Three Understandings of Awakening

Stages of Spiritual Development

There are so many ways to think about spiritual visitations, so many ways for the soul to awaken to God. Evelyn Underhill, in her magisterial book Mysticism, divides this awakening into two neat categories, The Revelation of Divine Beauty and The Wound of Divine Love. The Revelation of Divine Beauty is a transcendent moment, often experienced in nature, in which the limited human soul touches the absolute and eternal presence of God, and is changed by that brief touch. These words, “absolute” and “eternal” hint at the feel of this experience – it is a release from the confines of the self, a momentary escape into something huge and unexplainable, an apprehension of what Underhill calls “the impersonal glory of a transfigured world.”

The Wound of Divine Love will not release you, but instead captivate you and bring you to see all of creation through the eyes of God. You will know the entirety of God’s love and hope for us, and understand how we reject that love and act against that hope, and it will tear you to your soul. As Underhill says, “this  intimate realization  of  the  divine  has  reference  to  the  love  and  sorrow  at  the  heart  of  things,  the discord between Perfect Love and an imperfect world.” For many of the Christian tradition’s great mystics, these types of awakenings happened at odd and unexpected moments. They were almost accidental, often inconvenient, unconcerned with any schedule, task list, or even responsibility to community or loved ones.

But there is another way in which people awaken to God. Barbara Holmes points out that initiation rites in Africa, and really anywhere in the world where they are taken seriously, are intentionally designed to awaken the soul. Initiates are taken out of their every day lives, often in community with others who are being initiated, and placed in odd spaces that have odd relationships to time — “focused spiritual environments,” as Holmes calls them. “Initiates become open vessels receiving the wisdom of the elders; more important, they take their places on the great wheel of life that turns elders into ancestors and children into adults. They learn to embrace the spirit realm and to understand that life is never linear but a cycle of spiritual seasons.”⁠1 So the conditions for awakening can be created by us, although God has to choose to participate in these initiations.

There are, undoubtably, other ways of opening to God that don’t fall within this triune schema of transcendence, immanence, and initiation, and many nuances and shades of variation between each of these three ways of understanding awakening. And I don’t think that the human soul is limited to any one way of awakening. We live a cycle of spiritual seasons, and in one season awakening might happen in nature; and in another it might happen during a moment in which love swells within us and we want to extend ourselves into that love, to swim in it; and in another season still it might happen when we are initiated by a retreat, or a pilgrimage, or a preparation for baptism or confirmation, or any circumstance in which we leave our ordinary lives and immerse ourselves in a focused spiritual environment with other people.

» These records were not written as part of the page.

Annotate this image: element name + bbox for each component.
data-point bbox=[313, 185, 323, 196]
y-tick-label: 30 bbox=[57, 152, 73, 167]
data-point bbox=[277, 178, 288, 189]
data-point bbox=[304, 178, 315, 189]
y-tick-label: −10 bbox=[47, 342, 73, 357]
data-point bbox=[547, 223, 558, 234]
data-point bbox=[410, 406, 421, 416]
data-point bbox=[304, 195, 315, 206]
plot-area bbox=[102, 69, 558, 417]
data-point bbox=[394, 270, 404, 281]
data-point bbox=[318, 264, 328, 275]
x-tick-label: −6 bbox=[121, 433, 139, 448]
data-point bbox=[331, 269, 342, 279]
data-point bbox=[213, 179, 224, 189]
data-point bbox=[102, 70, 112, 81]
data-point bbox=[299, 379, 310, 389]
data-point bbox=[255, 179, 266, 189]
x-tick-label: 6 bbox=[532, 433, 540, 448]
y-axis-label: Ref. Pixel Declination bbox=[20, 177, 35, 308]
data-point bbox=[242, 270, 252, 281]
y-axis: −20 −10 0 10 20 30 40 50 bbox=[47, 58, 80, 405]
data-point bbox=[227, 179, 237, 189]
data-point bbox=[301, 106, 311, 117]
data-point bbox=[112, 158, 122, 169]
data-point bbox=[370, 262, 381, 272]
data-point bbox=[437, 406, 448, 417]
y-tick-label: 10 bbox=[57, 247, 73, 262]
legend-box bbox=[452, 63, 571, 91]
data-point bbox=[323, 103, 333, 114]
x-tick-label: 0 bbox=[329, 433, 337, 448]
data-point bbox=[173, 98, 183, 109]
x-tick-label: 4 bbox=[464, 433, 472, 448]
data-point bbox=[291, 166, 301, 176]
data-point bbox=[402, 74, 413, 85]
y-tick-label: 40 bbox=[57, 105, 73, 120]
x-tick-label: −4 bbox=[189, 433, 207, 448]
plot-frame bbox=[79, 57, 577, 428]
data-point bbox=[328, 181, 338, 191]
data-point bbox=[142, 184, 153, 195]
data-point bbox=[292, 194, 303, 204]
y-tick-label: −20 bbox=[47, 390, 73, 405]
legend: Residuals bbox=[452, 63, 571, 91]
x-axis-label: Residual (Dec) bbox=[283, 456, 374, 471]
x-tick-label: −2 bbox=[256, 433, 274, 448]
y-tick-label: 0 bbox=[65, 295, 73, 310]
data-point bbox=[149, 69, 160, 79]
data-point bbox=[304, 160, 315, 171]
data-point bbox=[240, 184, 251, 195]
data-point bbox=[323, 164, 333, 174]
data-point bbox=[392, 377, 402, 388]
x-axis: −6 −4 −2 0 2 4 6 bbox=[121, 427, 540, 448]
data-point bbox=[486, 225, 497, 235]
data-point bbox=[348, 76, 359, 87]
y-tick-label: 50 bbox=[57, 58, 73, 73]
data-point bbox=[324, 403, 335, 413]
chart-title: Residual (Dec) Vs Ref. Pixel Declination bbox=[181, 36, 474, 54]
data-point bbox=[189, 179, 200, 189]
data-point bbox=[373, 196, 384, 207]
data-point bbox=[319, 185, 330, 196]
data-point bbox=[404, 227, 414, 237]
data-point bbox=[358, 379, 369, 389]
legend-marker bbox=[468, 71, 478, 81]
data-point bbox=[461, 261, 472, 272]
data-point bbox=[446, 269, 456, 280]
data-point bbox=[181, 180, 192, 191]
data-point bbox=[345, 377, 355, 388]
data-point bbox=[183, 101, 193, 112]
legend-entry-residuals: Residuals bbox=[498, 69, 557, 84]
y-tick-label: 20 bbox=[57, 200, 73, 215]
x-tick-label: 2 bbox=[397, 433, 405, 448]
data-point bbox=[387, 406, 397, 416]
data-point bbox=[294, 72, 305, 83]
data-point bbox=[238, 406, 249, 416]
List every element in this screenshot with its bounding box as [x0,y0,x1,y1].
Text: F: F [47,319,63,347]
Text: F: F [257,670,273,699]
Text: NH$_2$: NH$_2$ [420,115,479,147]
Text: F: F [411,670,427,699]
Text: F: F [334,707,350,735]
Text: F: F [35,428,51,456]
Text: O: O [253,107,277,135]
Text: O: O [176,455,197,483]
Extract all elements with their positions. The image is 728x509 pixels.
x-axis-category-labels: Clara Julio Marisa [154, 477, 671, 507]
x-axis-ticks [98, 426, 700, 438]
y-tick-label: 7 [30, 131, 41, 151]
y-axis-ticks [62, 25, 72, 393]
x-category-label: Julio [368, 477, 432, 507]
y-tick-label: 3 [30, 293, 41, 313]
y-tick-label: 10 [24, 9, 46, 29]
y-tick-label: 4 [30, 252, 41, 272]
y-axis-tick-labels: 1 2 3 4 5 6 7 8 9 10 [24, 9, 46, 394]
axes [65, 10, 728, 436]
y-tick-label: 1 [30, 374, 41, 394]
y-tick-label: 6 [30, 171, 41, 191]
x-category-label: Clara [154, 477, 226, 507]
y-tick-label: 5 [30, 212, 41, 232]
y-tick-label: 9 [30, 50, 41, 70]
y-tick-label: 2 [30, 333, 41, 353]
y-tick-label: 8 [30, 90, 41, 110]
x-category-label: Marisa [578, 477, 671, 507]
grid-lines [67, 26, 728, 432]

As you think over your own life, you might be able to name many instances of  awakening. I was awakened in a field outside a friend’s house, and in the John Muir Woods. Soon after that, I was awakened by a Mexican family from Bakersfield in the Sierra Nevada mountains, and years later I was awakened while gutting houses in New Orleans’s Ninth Ward after Hurricane Katrina, and, later still, while walking across campus and looking into the faces of the students. More recently, I’ve been awakened by group singing  — at a retreat that my friend Jane put together, with students hiking in the Hocking Hills, and at a funeral for a colleague. Every season, every moment of new growth within my life, seems to be accompanied by an awakening of one kind or another, and this may be true of you as well.

1 Holmes, Barbara A. 2017. Joy Unspeakable: Contemplative Practices of the Black Church – Second Edition. Minneapolis, Minnesota: Fortress Press.